А в двадцать седьмом, осенью, вдруг как с того света явился Матти. Попал он в плен к русским в феврале 14-го года, так все это время там и пребывал. Сначала от ран долго лечился, думал не выживет, потом Пиитари — Петербург — столицу новую русскую строил, тож чуть живой остался, потом канал копал Ладожский, а перед самым замирением отослали его вглубь России — не хотелось пленных шведов и финнов отпускать. Но Бог миловал, добрался Матти до дому. Пришел, чтоб умереть среди своих родных камней и озер. Посидел, посмотрел молча на мальчишку десятилетнего, что появился в его отсутствие. Пекка тоже с удивлением рассматривал заросшего грязного старика, что заявился к ним в дом и не мог понять, что так мать засуетилась перед ним. Ничего не сказал Матти Ярвинен Миитте. Отмылся в бане, надел рубаху чистую да портки и ушел к Укконену. Вернулся ночью пьяный. Бить ее начал. Миитта молчала, терпела, стараясь сына не разбудить. Но, не выдержав очередного удара, застонала. Проснулся Пекка, увидел, что мать бьют, набросился на обидчика. Тот отшвырнул мальчишку, но Пекка не успокоился, хоть и больно ударился головой о печку, рукою топор нашарил и вновь поднялся. Так и встали друг против друга, тяжело дыша и с ненавистью глядя в глаза. Миитта избитая поднялась и встала рядом с сыном, прижав его головку к груди. Посмотрел на них Матти, пробормотал ненавидяще «рюсси» и вышел вон из избы.

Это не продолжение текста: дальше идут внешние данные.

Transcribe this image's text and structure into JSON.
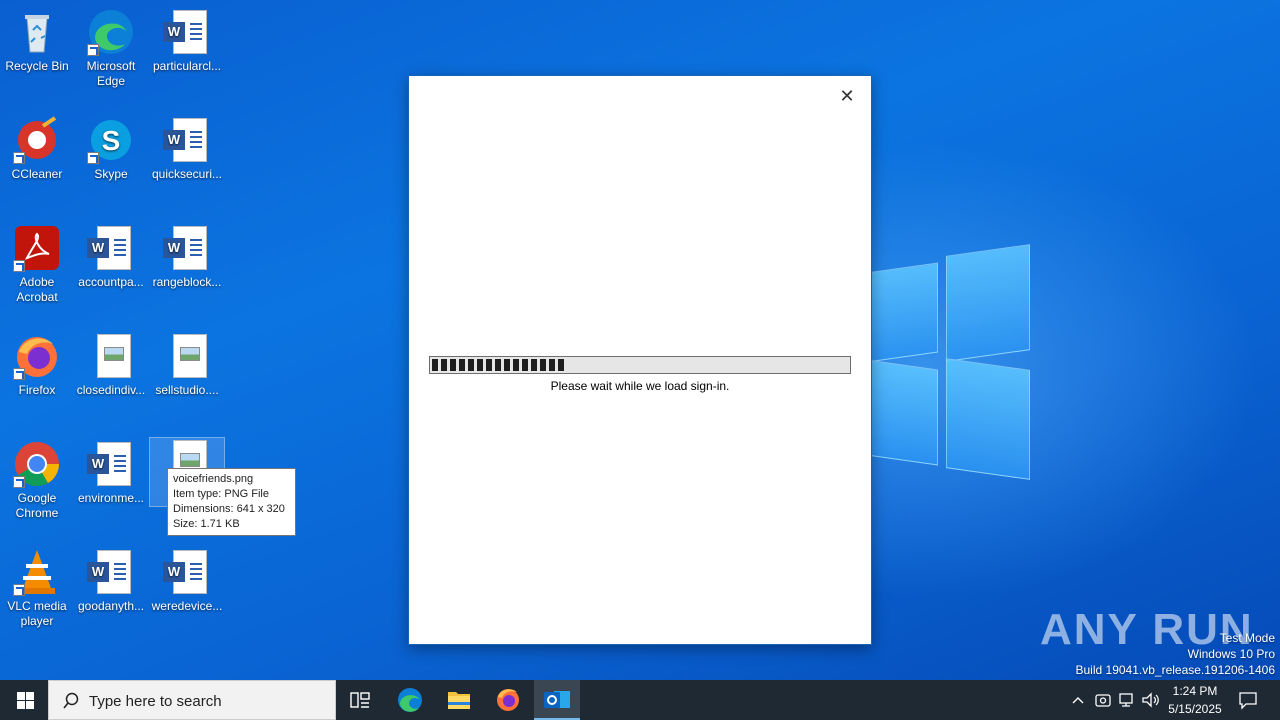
{
  "desktop": {
    "icons": [
      {
        "label": "Recycle Bin"
      },
      {
        "label": "Microsoft Edge"
      },
      {
        "label": "particularcl..."
      },
      {
        "label": "CCleaner"
      },
      {
        "label": "Skype"
      },
      {
        "label": "quicksecuri..."
      },
      {
        "label": "Adobe Acrobat"
      },
      {
        "label": "accountpa..."
      },
      {
        "label": "rangeblock..."
      },
      {
        "label": "Firefox"
      },
      {
        "label": "closedindiv..."
      },
      {
        "label": "sellstudio...."
      },
      {
        "label": "Google Chrome"
      },
      {
        "label": "environme..."
      },
      {
        "label": "vo"
      },
      {
        "label": "VLC media player"
      },
      {
        "label": "goodanyth..."
      },
      {
        "label": "weredevice..."
      }
    ]
  },
  "tooltip": {
    "name": "voicefriends.png",
    "type": "Item type: PNG File",
    "dimensions": "Dimensions: 641 x 320",
    "size": "Size: 1.71 KB"
  },
  "dialog": {
    "close_label": "✕",
    "progress_fraction": 0.32,
    "message": "Please wait while we load sign-in."
  },
  "watermark": {
    "brand": "ANY RUN"
  },
  "system": {
    "line1": "Test Mode",
    "line2": "Windows 10 Pro",
    "line3": "Build 19041.vb_release.191206-1406"
  },
  "taskbar": {
    "search_placeholder": "Type here to search",
    "time": "1:24 PM",
    "date": "5/15/2025"
  },
  "colors": {
    "accent": "#0a63d2",
    "taskbar": "#1f2933"
  }
}
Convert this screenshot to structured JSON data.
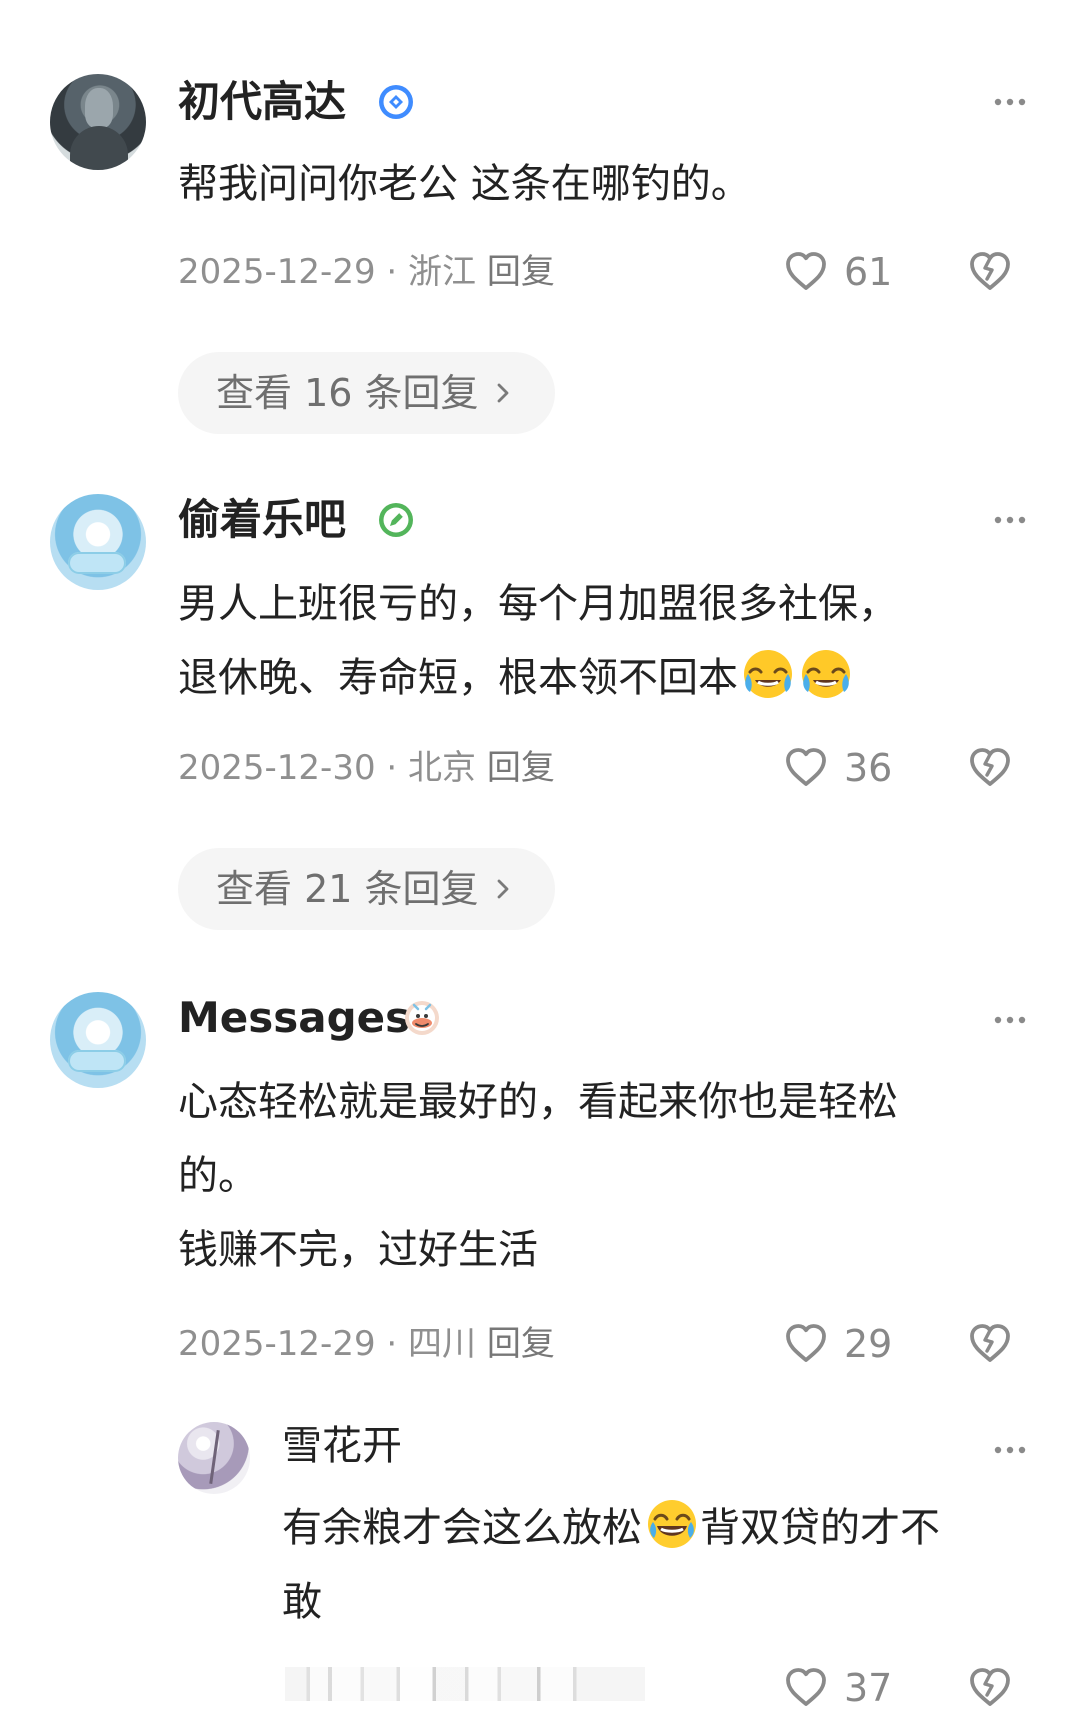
{
  "comments": [
    {
      "username": "初代高达",
      "badge_icon": "blue-diamond-badge-icon",
      "content_lines": [
        "帮我问问你老公 这条在哪钓的。"
      ],
      "date": "2025-12-29",
      "location": "浙江",
      "reply_label": "回复",
      "likes": "61",
      "expand_label": "查看 16 条回复"
    },
    {
      "username": "偷着乐吧",
      "badge_icon": "green-pencil-badge-icon",
      "content_lines": [
        "男人上班很亏的，每个月加盟很多社保，",
        "退休晚、寿命短，根本领不回本"
      ],
      "emoji_after_line_2": [
        "crying-laughing-face-icon",
        "crying-laughing-face-icon"
      ],
      "date": "2025-12-30",
      "location": "北京",
      "reply_label": "回复",
      "likes": "36",
      "expand_label": "查看 21 条回复"
    },
    {
      "username": "Messages",
      "badge_icon": "cow-mascot-badge-icon",
      "content_lines": [
        "心态轻松就是最好的，看起来你也是轻松",
        "的。",
        "钱赚不完，过好生活"
      ],
      "date": "2025-12-29",
      "location": "四川",
      "reply_label": "回复",
      "likes": "29"
    }
  ],
  "reply": {
    "username": "雪花开",
    "content_lines": [
      "有余粮才会这么放松",
      "背双贷的才不",
      "敢"
    ],
    "emoji_mid_line_1": "tears-of-joy-face-icon",
    "likes": "37"
  },
  "colors": {
    "text": "#222222",
    "meta": "#8f8f8f",
    "pill_bg": "#f5f5f5",
    "icon_gray": "#8a8a8a"
  }
}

С тех пор стал пить почти каждый день. Ходил по всей округе, по хуторам соседским, везде наливали ветерану. Что он там нес на пьяную голову неведомо, только соседи стали осуждающе посматривать на Миитту и Пекку. Как-то раз пьяный Матти возвращался да и замерз до смерти, не дойдя шагов двести до собственного дома. На похороны мало кто пришел. Старик Укконен приказал своим батракам выкопать могилу, а пастор Ланг прочел молитву, кутаясь от промозглой февральской поземки.

Тот же Укконен как-то остановил Миитту, не глядя на нее, в сторону сказал:

— Болтают разное… Твой покойный тоже масла подливал… Только ты не слушай… У тебя сын есть, вот о нем и заботься. — И пошел дальше, запыхтев коротенькой трубкой, с которой никогда не расставался.

А через год, чуть подрос Пекка, тут же его в дриблинги и определили. Опять же Укконен постарался. Шепнул Миитте:

— Войны, думаю, долго не будет. А солдатом все лучше, чем батраком.

Верно вышло. Вернули Миитте, а точнее, теперь уж ее сыну, казенный геймат, и началась его служба.

Офицеры были шведские, язык финский не знавшие, потому все команды через переводчиков. Формы выдали с чужого плеча взрослого — мешком висела, ни сапог, ни башмаков, все босиком. Так в мундирах обвислых, в шляпах, на глаза падающих, и строилось это воинство малолетнее — смех, да и только. Поначалу просто ходить учились, спотыкались и падали, пока в ногу не начали попадать.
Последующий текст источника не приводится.